Form-Dependent Toxicity of Silver Nanomaterials in Rainbow Trout Gills

The toxicity of the form of nanoparticles is presently not well understood. The purpose of this study consists in comparing the toxicity of various forms of silver nanoparticles (nAg) in juvenile rainbow trout Oncorhynchus mykiss. Juveniles were exposed to various forms of polyvinyl-coated nAg of similar size for 96 h at 15 degrees C. After the exposure period, the gills were isolated and analyzed for Ag uptake/distribution, oxidative stress, glucose metabolism, and genotoxicity. Higher levels of Ag were detected in gills in fish exposed to dissolved Ag followed by spherical, cubic, and prismatic nAg.

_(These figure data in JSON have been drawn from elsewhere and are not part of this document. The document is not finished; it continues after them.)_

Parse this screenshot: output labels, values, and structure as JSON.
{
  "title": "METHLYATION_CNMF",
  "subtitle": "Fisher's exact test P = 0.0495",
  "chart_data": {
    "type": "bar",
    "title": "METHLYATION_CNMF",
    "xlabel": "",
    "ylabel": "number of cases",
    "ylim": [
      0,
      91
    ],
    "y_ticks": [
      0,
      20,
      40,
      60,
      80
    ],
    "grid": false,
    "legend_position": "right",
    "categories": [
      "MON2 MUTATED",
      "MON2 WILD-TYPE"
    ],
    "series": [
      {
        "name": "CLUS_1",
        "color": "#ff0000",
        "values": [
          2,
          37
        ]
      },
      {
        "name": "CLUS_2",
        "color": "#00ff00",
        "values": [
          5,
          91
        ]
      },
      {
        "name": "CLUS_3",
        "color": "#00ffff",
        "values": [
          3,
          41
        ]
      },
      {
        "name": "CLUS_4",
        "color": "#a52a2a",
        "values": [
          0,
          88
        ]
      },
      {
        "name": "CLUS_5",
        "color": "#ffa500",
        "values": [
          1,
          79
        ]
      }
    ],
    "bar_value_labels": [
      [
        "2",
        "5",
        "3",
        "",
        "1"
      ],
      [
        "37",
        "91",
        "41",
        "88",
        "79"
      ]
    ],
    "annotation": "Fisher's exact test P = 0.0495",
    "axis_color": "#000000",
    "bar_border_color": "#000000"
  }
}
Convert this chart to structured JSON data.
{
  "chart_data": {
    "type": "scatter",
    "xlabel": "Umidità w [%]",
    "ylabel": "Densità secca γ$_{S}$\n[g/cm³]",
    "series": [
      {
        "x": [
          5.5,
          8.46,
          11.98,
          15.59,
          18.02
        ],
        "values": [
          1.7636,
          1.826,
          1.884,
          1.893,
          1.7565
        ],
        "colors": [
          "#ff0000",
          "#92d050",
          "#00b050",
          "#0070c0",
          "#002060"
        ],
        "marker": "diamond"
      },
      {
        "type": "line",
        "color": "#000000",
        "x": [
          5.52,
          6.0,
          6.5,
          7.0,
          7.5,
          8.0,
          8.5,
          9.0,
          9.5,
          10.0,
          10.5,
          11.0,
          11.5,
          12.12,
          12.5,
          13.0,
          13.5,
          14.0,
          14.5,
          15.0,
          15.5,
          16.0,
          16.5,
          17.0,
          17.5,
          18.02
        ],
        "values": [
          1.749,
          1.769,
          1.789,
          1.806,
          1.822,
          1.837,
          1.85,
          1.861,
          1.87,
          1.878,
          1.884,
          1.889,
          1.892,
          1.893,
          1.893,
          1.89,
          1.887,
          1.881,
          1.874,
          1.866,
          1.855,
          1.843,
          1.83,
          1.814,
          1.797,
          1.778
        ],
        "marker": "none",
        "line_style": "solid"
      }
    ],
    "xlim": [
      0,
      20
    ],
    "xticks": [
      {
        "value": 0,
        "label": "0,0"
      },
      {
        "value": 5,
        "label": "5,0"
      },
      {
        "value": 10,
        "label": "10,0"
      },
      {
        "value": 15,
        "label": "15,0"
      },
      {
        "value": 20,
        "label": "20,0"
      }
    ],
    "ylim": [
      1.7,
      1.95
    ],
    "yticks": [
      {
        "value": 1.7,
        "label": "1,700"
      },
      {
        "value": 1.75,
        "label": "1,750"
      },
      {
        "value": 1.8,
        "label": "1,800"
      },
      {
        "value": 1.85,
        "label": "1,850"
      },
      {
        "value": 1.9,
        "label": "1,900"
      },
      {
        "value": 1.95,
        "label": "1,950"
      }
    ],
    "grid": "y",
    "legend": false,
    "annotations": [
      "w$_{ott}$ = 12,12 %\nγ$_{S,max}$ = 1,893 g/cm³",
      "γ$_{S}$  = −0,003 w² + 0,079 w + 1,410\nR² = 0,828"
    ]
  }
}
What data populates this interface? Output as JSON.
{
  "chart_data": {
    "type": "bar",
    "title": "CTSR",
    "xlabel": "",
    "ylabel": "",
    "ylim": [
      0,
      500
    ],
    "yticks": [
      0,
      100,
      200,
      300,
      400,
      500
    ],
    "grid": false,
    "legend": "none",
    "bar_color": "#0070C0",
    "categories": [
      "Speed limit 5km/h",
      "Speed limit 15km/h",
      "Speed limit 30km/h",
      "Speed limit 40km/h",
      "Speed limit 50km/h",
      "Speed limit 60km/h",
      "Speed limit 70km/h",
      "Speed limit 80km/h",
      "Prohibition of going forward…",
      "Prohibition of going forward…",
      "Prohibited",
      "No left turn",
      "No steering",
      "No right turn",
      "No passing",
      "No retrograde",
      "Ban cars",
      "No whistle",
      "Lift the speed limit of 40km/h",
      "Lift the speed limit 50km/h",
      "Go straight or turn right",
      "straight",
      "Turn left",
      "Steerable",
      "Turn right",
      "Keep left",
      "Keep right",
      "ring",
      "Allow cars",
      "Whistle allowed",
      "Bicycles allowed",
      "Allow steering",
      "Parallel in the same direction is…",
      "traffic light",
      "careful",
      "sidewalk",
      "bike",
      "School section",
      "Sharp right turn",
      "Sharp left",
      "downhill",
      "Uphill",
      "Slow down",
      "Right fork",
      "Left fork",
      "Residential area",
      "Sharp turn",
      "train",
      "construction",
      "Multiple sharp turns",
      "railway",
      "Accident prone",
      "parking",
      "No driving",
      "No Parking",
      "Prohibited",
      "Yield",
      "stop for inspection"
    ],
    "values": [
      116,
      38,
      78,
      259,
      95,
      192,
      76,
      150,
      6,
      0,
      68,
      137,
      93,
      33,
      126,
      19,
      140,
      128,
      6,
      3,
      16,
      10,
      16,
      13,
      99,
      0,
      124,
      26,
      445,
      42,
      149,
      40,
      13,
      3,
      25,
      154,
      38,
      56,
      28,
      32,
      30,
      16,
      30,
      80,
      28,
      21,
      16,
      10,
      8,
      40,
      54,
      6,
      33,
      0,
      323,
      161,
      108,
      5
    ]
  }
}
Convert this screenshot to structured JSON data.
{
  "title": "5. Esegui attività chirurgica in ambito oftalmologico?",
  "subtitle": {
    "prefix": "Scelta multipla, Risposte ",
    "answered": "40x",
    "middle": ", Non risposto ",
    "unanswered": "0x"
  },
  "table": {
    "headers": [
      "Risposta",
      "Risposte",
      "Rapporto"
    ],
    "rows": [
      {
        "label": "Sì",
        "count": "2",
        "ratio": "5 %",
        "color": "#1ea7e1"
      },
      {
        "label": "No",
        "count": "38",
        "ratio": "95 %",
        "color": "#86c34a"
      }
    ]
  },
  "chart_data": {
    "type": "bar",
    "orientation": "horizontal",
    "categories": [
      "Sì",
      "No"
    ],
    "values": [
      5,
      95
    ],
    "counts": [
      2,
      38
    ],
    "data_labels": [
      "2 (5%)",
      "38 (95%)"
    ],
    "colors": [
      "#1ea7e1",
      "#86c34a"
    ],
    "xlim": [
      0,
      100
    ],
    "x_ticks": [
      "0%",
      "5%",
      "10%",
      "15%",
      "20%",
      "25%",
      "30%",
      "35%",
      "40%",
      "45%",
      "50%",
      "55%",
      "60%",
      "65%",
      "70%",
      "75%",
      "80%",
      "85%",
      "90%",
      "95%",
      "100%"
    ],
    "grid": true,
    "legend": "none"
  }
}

Size-exclusion chromatography of gill fractions revealed that the dissolution of nAg was observed for all forms of nAg where prismatic nAg released more important levels of Ag in the protein pool as in fish exposed to dissolved Ag as well. The aggregation of nAg was more important for cubic nAg in respect of the other forms of nAg. The data revealed that lipid peroxidation was closely associated with protein aggregation and viscosity. Biomarkers revealed changes in lipid/oxidative stress and genotoxicity, which were related to the loss of protein aggregation and inflammation (NO2 levels), respectively. In general, the observed effects were found for all forms of nAg where the effects from prismatic nAg were generally higher than for spherical and cubic nAg. The strong relationship between genotoxicity and inflammation response suggests the participation of the immune system in the observed responses of juvenile fish gills.

Automated summary

The toxicity of different forms of silver nanoparticles (nAg) in juvenile rainbow trout was compared in this study. It was found that dissolved Ag had the highest uptake and distribution in the fish gills, followed by spherical, cubic, and prismatic nAg. Dissolution of nAg was observed in all forms, with prismatic nAg releasing higher levels of Ag in the protein pool. Cubic nAg had a higher aggregation tendency compared to other forms. Lipid peroxidation was closely related to protein aggregation and viscosity. Biomarkers indicated changes in lipid/oxidative stress and genotoxicity, which were associated with protein aggregation loss and inflammation (NO2 levels), respectively. In general, the effects were observed in all forms of nAg, with prismatic nAg showing higher toxicity than spherical and cubic nAg. The strong relationship between genotoxicity and inflammation response suggests the involvement of the immune system in the observed responses of juvenile fish gills.